What the Spirit told us was simply this: These Matrimonio Mayores are some of the 144,000 available and prepared to serve in México at this time and in this place. They are to serve their families and friends from their homes. I judge there is a message here for many other areas of the Church.

We are searching and finding these Matrimonio Mayores in every ward we visit. They are asking us how they can serve. We are inviting them to serve as Matrimonios Mayores as missionaries in their own wards and stakes. We have two couples training in the Mission Office right now as we figure out how to get them called as missionaries. We have two other couples who want to serve in their wards. We have a senior sister preparing to serve as a missionary in her ward and in the Office (she is also a dentist). We have lists of many released Temple Workers needing to serve. This is really exciting and marvelous. There is also a lot of opposition. I can only imagine where this will lead but we are on board and running with it.
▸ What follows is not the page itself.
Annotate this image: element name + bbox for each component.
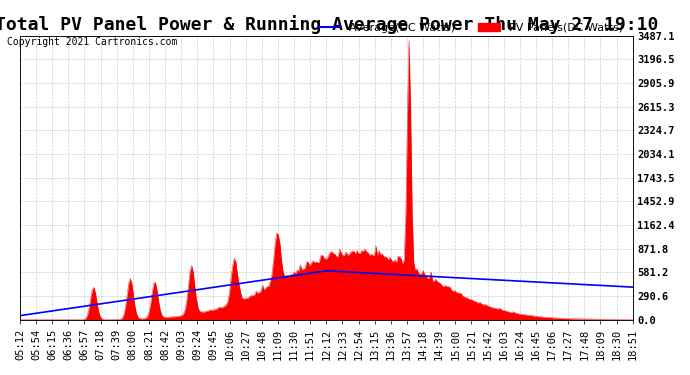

There is a new Church website called: La Obra de Salvación (the Work of Salvation). It is really a renewed vision of missionary work with members of the Church. It is nothing new. The program is contained in Preach My Gospel, chapter-13 and in Administration of the Church, Manual-2, chapters 4 and 5. It is the way for missionaries and members to work together and prepare a people to receive the Lord.

Our service in the Fredonia Branch in New York while we were serving at the Temple prepared us and gave us the plan and pattern to follow here in México. It is fascinating to see how the Lord orchestrates his work and how he prepares us.
We do not know what the next three months we bring. We do know it will only grow as it will grow at home.